Ser santo é dispor-se a ouvir Deus nas veredas do viver. Ser santo é agir em favor da criação e da humanidade.
Ser santo é uma disciplina teimosa em favor da vida dos pequenos, excluídos e perseguidos.
A idéia central da santidade cristã é participar da vida de Deus. Viver dia a dia as bem-aventuranças do Evangelho de Mateus. Não é heroísmo, mesmo que alguns heróis sejam considerados santos. Não é exemplaridade, embora o jeito fiel de viver a fé cristã seja tomado como exemplo por muitos seguidores.
Ser santo é um estilo de vida. Um jeito de encarar o mundo e os outros. Uma liberdade interior, que degusta o sagrado e o ultrapassa.
Na Antiguidade, definia-se santo como testemunha ou mártir.
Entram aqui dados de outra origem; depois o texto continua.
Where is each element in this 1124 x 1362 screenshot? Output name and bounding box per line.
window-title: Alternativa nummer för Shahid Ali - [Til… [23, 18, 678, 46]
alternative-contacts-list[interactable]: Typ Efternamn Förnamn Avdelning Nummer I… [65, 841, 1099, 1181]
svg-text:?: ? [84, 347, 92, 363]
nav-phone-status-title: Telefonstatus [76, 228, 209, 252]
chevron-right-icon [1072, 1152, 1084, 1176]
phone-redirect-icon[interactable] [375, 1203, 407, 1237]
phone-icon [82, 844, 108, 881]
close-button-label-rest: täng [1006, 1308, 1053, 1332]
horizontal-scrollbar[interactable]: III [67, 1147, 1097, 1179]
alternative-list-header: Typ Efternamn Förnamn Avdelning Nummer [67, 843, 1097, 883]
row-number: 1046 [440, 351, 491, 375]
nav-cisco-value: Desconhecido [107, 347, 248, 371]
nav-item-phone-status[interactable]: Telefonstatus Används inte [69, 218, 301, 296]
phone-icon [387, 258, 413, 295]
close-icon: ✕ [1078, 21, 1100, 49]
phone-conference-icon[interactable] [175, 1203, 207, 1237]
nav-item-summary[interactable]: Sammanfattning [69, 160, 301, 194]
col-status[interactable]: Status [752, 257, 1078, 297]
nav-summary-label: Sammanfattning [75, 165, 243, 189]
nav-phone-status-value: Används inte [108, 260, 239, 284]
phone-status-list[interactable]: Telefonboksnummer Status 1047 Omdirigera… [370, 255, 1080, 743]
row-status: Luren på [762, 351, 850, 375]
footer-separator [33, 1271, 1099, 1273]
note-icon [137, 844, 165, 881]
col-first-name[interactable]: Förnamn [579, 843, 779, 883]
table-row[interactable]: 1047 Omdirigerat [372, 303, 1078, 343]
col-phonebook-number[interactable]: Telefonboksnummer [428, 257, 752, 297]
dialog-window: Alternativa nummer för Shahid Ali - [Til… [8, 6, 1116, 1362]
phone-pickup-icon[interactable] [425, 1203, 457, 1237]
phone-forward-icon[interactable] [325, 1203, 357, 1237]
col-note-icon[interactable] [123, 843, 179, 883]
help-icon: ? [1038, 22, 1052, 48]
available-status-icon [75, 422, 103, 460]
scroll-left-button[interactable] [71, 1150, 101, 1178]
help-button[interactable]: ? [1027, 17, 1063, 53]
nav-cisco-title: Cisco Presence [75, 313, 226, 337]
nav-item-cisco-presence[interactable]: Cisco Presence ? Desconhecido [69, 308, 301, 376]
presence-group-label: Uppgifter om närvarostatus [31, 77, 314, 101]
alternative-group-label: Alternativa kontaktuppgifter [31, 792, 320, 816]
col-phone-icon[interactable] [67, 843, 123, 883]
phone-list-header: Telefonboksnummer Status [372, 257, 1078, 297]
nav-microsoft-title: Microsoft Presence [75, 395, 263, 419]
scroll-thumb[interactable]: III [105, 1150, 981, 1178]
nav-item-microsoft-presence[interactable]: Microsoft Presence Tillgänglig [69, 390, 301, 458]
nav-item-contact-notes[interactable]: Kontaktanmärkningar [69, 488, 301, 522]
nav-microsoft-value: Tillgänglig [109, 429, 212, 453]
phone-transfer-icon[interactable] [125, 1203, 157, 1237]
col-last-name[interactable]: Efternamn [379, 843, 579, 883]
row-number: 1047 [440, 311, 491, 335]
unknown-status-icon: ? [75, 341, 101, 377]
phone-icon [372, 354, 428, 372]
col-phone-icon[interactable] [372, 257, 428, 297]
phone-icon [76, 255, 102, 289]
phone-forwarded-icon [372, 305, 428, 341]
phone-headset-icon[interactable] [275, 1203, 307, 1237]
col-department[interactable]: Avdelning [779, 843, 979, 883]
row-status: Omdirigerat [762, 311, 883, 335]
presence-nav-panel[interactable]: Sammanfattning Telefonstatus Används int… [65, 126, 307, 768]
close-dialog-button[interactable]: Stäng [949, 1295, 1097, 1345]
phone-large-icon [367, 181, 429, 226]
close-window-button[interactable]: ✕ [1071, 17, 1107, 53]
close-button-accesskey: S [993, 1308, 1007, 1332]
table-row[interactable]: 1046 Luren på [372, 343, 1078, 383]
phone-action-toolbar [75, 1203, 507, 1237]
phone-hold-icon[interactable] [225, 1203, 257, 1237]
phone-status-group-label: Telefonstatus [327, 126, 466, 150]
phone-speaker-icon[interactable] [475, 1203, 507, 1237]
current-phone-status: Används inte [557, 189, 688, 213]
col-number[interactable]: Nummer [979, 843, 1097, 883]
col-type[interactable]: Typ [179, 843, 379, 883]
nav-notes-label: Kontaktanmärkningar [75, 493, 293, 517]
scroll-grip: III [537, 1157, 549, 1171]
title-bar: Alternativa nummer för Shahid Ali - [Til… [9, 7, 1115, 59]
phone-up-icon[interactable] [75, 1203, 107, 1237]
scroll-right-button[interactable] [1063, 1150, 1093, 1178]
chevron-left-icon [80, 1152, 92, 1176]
Depois, como virgem. No século 11, a oficialização da canonização tornou os santos figuras institucionais. Ao preencher o calendário litúrgico, tornaram-se guias do Evangelho.
Temos 180 grandes santos no calendário, e mais de 6 mil nomes no Martirologium Romanum. Nesta lista já há uma ítalo-brasileira: Madre Paulina (nascida na Itália e criada em Santa Catarina). Hoje foi incorporado um brasileiro nato do Vale do Paraíba, Antônio Galvão de França, o Frei Galvão.
SANTIDADE E CARISMA
O que são os santos? Páginas vivas de Deus convivendo conosco.
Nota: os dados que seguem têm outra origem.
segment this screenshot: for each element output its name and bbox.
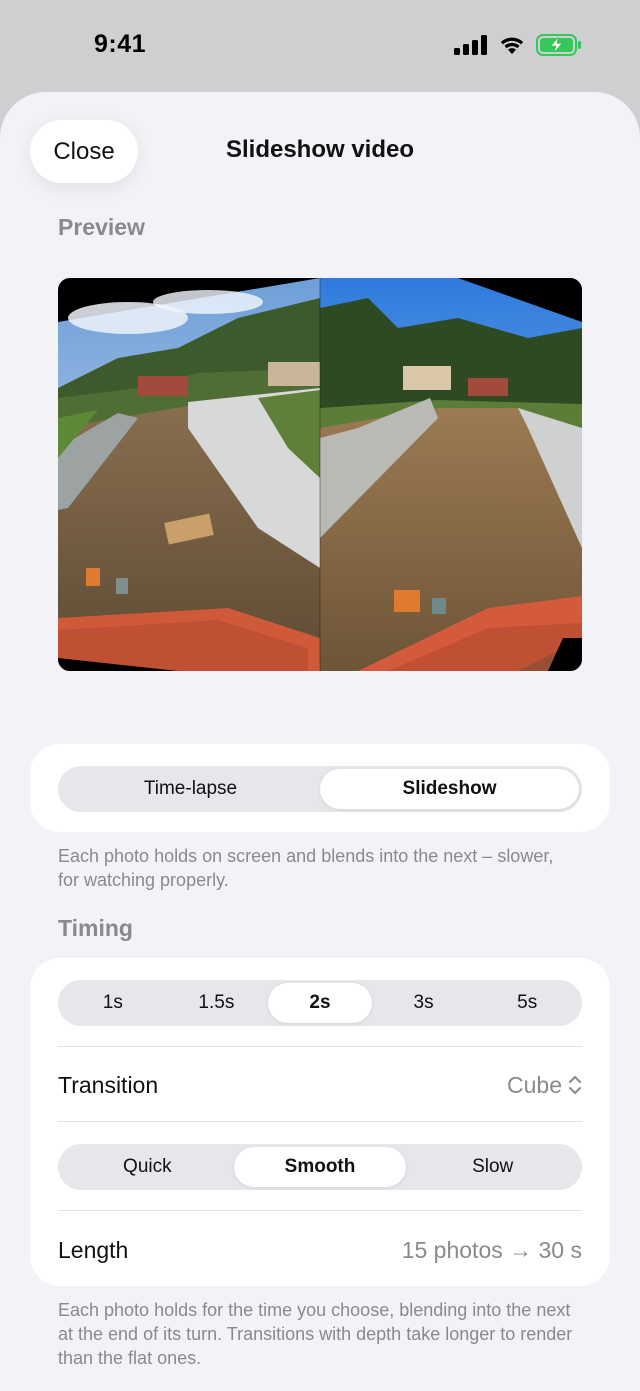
mode-segmented-control: Time-lapse Slideshow [58,766,582,812]
timing-footnote: Each photo holds for the time you choose… [58,1300,573,1368]
duration-option-1-5s[interactable]: 1.5s [165,983,269,1023]
mode-card: Time-lapse Slideshow [30,744,610,832]
duration-option-5s[interactable]: 5s [475,983,579,1023]
duration-option-3s[interactable]: 3s [372,983,476,1023]
status-icons [454,34,582,56]
duration-option-1s[interactable]: 1s [61,983,165,1023]
length-row: Length 15 photos → 30 s [58,1220,582,1280]
speed-option-smooth[interactable]: Smooth [233,1147,407,1187]
battery-charging-icon [536,34,581,56]
speed-option-slow[interactable]: Slow [406,1147,579,1187]
duration-segmented-control: 1s 1.5s 2s 3s 5s [58,980,582,1026]
speed-option-quick[interactable]: Quick [61,1147,234,1187]
status-bar: 9:41 [0,0,640,92]
preview-right-photo [320,278,582,671]
preview-video-frame[interactable] [58,278,582,671]
sheet-title: Slideshow video [225,136,415,163]
length-value: 15 photos → 30 s [401,1236,582,1263]
mode-option-time-lapse[interactable]: Time-lapse [61,769,320,809]
mode-description: Each photo holds on screen and blends in… [58,846,554,890]
duration-option-2s[interactable]: 2s [268,983,372,1023]
transition-row[interactable]: Transition Cube [58,1055,582,1115]
timing-card: 1s 1.5s 2s 3s 5s Transition Cube Quick S… [30,958,610,1286]
transition-picker[interactable]: Cube [507,1072,582,1099]
slideshow-sheet: Close Slideshow video Preview Time-lapse… [0,92,640,1391]
cellular-signal-icon [454,35,487,55]
divider [58,1210,582,1211]
preview-thumbnail [58,278,582,671]
speed-segmented-control: Quick Smooth Slow [58,1144,582,1190]
timing-section-label: Timing [58,915,133,941]
preview-section-label: Preview [58,214,145,240]
status-time: 9:41 [94,30,147,58]
transition-label: Transition [58,1071,159,1098]
transition-value: Cube [507,1071,562,1098]
length-label: Length [58,1236,129,1263]
preview-left-photo [58,278,320,671]
mode-option-slideshow[interactable]: Slideshow [320,769,579,809]
divider [58,1121,582,1122]
chevron-up-down-icon [569,1076,581,1094]
wifi-icon [500,37,524,54]
divider [58,1046,582,1047]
Por que existem santos? Por misericórdia de Deus.
Para que santos? Para dizer a cada um de nós que somos pessoas amadas pelo Criador.
Que fazem os santos? Vêem Deus onde ninguém o vê, o proclama ou o reconhece. Agem de forma paradoxal. Com certa loucura e audácia crítica, inclusive para a própria instituição religiosa. Santo está sempre mais próximo do carisma que do poder.
Houve santos que desnudaram o poder pela transparência de suas almas iluminadas.
Falar diretamente com um santo é calar-se para haurir forças dele e, ao mesmo tempo, falar longamente da própria vida diante de um confidente paternal. Santos são bons conselheiros.
Olhar um santo é descobrir que no mais profundo da humanidade existe a chama de amor. É ver em pessoas normalíssimas as curvaturas antropológicas essenciais. Sim, um santo católico é sempre alguém curvado. Debruçado para os demais.
Um santo verdadeiro é um promotor da paz. Santos são sempre leves. Eis porque alguns até levitam.
Houve séculos masculinos, mas na época medieval a santidade teve caráter feminino. Hoje, ela passa mais pela família e por comunidades. Sinal coletivo, em tempos fragmentados.
SANTOS NO BRASIL
Frei Galvão abriu as portas do céu à uma imensa multidão dos amigos de Jesus que vivem em terras brasileiras. Poderemos brevemente venerar os padres Victor Coelho, Eustáquio, Mariano, Josimo Moraes Tavares, Cícero Romão Batista, José Anchieta, Ezequiel Ramin, Rodolpho Lunkenbein, João Bosco Penido Burnier; as religiosas Dorothy Stang, Creusa Nascimento, Maria Rita de Souza Brito Lopes Pontes (irmã Dulce), Adelaide Molinari, os leigos cristãos Sepé Tiaraju, Santo Dias da Silva, e os inefáveis d. Luciano Pedro Mendes de Almeida e d. Hélder Pessoa Câmara.